Castelnau Mtier-Ste Alauzie. Chemin des Arts’Cades et rencontre avec Bernard Perrone

Actu Lot / La vie quercynoise n°3898 du jeudi 30 juillet 2020
MARIE-FRANÇOISE PLAGÈS

L’exposition à ciel ouvert du chemin des Arts’Cades présente les créations plus ou moins imaginaires des artistes peintres bien connus du milieu sur le territoire. Florence Racine, la principale instigatrice, de cette 3e édition, permet au coeur du village d’accueillir des marouflages, jusqu’au 12 septembre 2020, d’une dizaine d’artistes autour du thème « sortir du cadre ».
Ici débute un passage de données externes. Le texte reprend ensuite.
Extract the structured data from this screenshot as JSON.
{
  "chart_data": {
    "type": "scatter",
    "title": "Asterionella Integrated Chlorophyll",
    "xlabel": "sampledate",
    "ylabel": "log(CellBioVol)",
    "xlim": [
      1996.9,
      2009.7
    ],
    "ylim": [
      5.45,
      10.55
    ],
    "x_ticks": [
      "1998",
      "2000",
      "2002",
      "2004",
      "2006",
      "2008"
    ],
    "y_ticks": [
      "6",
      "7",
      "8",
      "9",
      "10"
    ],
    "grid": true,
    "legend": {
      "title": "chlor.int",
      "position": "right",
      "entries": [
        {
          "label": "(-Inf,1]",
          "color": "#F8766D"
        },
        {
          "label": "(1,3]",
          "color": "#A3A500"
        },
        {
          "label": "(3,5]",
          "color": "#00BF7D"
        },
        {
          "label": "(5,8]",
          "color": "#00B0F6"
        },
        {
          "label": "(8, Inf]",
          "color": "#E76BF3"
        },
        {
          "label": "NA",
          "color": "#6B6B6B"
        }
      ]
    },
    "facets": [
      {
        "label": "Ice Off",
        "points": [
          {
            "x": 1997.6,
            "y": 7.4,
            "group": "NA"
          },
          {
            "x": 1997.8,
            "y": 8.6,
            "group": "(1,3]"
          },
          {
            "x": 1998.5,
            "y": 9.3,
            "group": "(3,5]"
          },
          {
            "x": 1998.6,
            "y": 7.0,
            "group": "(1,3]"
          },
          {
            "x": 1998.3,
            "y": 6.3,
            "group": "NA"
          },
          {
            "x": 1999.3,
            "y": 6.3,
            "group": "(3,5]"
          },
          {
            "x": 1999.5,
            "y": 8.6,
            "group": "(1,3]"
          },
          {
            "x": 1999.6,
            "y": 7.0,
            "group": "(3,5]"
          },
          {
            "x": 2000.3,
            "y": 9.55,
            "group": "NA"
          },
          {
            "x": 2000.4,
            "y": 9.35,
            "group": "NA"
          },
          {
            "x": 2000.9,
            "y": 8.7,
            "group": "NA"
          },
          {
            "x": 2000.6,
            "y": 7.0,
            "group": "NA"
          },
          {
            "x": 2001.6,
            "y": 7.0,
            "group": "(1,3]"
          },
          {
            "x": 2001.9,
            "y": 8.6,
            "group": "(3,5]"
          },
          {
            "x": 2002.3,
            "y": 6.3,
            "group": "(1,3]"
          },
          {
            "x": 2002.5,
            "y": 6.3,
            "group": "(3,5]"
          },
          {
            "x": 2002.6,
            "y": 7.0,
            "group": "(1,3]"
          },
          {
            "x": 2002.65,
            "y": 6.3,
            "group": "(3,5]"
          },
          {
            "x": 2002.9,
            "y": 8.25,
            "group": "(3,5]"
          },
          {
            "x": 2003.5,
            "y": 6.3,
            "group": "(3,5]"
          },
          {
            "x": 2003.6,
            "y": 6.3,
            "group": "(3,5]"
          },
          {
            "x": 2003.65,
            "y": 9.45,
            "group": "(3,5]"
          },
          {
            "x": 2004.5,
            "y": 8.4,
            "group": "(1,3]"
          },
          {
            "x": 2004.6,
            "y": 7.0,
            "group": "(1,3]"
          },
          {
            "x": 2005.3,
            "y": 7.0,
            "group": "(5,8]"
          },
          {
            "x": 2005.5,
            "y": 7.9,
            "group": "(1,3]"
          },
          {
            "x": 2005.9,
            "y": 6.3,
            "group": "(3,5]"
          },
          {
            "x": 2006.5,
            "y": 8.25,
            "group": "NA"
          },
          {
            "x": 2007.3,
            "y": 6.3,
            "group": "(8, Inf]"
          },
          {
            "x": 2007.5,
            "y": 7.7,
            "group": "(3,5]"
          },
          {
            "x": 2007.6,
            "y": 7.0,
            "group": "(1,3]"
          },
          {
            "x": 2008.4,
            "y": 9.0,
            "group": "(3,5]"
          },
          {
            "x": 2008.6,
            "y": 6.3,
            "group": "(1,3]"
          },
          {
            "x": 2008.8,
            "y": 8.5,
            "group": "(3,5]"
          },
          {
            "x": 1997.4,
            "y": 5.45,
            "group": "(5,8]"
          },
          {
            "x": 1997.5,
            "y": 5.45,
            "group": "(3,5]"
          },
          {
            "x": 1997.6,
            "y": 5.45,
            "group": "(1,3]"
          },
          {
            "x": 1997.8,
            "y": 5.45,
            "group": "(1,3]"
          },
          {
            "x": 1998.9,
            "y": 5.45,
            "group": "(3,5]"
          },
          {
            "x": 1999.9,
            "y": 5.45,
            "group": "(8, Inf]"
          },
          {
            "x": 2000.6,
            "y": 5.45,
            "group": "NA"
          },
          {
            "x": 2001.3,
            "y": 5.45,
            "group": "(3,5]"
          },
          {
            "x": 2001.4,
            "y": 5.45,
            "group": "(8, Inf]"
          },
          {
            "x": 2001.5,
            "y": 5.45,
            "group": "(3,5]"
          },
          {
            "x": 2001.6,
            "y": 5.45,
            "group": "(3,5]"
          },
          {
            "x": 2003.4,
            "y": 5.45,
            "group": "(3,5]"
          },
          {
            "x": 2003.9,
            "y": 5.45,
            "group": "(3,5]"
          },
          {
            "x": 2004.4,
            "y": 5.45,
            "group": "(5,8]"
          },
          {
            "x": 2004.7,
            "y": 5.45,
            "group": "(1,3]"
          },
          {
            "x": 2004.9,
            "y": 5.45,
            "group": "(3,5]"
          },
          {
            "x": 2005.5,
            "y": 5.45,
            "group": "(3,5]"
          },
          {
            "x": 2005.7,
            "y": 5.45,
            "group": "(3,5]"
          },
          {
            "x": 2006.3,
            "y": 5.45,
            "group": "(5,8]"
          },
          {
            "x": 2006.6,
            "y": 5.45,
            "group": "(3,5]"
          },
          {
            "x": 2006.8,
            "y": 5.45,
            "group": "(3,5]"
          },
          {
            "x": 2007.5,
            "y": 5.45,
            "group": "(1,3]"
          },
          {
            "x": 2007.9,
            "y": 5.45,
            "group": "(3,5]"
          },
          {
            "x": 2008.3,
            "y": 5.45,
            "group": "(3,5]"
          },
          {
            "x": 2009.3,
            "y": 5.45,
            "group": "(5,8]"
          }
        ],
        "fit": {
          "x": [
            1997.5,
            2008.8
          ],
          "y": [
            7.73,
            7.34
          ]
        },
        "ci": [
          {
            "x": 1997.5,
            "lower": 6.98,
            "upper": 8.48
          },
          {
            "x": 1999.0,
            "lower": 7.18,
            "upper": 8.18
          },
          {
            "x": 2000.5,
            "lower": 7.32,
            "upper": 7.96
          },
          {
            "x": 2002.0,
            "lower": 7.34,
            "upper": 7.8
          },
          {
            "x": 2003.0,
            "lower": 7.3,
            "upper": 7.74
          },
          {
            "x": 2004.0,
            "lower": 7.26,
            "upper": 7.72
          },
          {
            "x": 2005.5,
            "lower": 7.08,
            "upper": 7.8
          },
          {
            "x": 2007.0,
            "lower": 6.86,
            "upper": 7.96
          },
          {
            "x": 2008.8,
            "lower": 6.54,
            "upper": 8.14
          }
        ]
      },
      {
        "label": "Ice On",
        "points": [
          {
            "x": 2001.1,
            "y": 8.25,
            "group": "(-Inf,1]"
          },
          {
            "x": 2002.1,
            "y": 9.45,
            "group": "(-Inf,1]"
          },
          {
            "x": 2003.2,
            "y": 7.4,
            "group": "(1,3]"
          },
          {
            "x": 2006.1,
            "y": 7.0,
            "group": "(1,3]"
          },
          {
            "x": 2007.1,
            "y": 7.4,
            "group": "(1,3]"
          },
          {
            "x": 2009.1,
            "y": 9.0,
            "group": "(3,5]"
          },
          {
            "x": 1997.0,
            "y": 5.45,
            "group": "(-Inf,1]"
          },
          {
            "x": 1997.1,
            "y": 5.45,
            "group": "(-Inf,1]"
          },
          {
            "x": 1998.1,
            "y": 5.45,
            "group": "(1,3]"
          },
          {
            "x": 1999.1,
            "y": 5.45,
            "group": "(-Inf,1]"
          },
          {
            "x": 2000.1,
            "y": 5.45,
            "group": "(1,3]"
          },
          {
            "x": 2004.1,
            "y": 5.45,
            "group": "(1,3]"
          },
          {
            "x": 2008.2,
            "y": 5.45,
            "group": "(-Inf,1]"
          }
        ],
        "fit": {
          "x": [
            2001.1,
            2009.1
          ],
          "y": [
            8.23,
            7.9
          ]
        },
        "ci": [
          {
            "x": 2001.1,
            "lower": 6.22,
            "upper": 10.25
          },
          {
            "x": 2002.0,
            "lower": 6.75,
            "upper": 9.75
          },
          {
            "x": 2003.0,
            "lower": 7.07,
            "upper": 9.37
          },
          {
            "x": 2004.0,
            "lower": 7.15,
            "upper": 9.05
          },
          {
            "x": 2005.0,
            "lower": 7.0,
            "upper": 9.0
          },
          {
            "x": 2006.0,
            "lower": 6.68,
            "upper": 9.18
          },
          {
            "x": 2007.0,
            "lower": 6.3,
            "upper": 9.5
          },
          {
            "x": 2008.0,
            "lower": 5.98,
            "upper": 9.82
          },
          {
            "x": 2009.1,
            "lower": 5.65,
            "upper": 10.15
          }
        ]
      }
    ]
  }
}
A peine, les habitants retrouvaient les joies de sortir se promener dans le village qu’une petite bande se mettait à l’oeuvre pour encoller les murs de Castelnau. Le centre, rues, murs, vitrine, arcades sont, depuis le 12 juillet 2020, le théâtre d’une mise en scène artistique qui ne laisse personne indifférent que l’on soit ou non connaisseur. L’art s’adresse à tous et chacun se laisse plus ou moins séduire.

Une technique affutée et affinée

Bernard Perrone, artiste, qu’il n’est plus besoin de présenter, tant sa réputation dépasse même les frontières, participe chaque année à cette rencontre artistique. Il raconte comment il s’est impliqué dans ce projet « avant chaque édition, Florence Racine, réunit tous les artistes qui souhaitent participer. Nous discutons du thème et elle s’arrange toujours pour que le thème soit élastique, que chaque artiste puisse trouver sa place ». 2020 qui est sous le thème « sortir du cadre » a bien inspiré Bernard Perrone qui ne manque pas d’avoir l’esprit taquin. On lui doit, les sœurs d’Estrées qui sont dans la grand’rue, une Marianne qui porte un masque, accolée au mur de la mairie qui s’inquiète de savoir « où sont passés les artistes ? ». Il a marouflé aussi La Joconde qui sort de son cadre pour se prendre en Selfie devant son tableau.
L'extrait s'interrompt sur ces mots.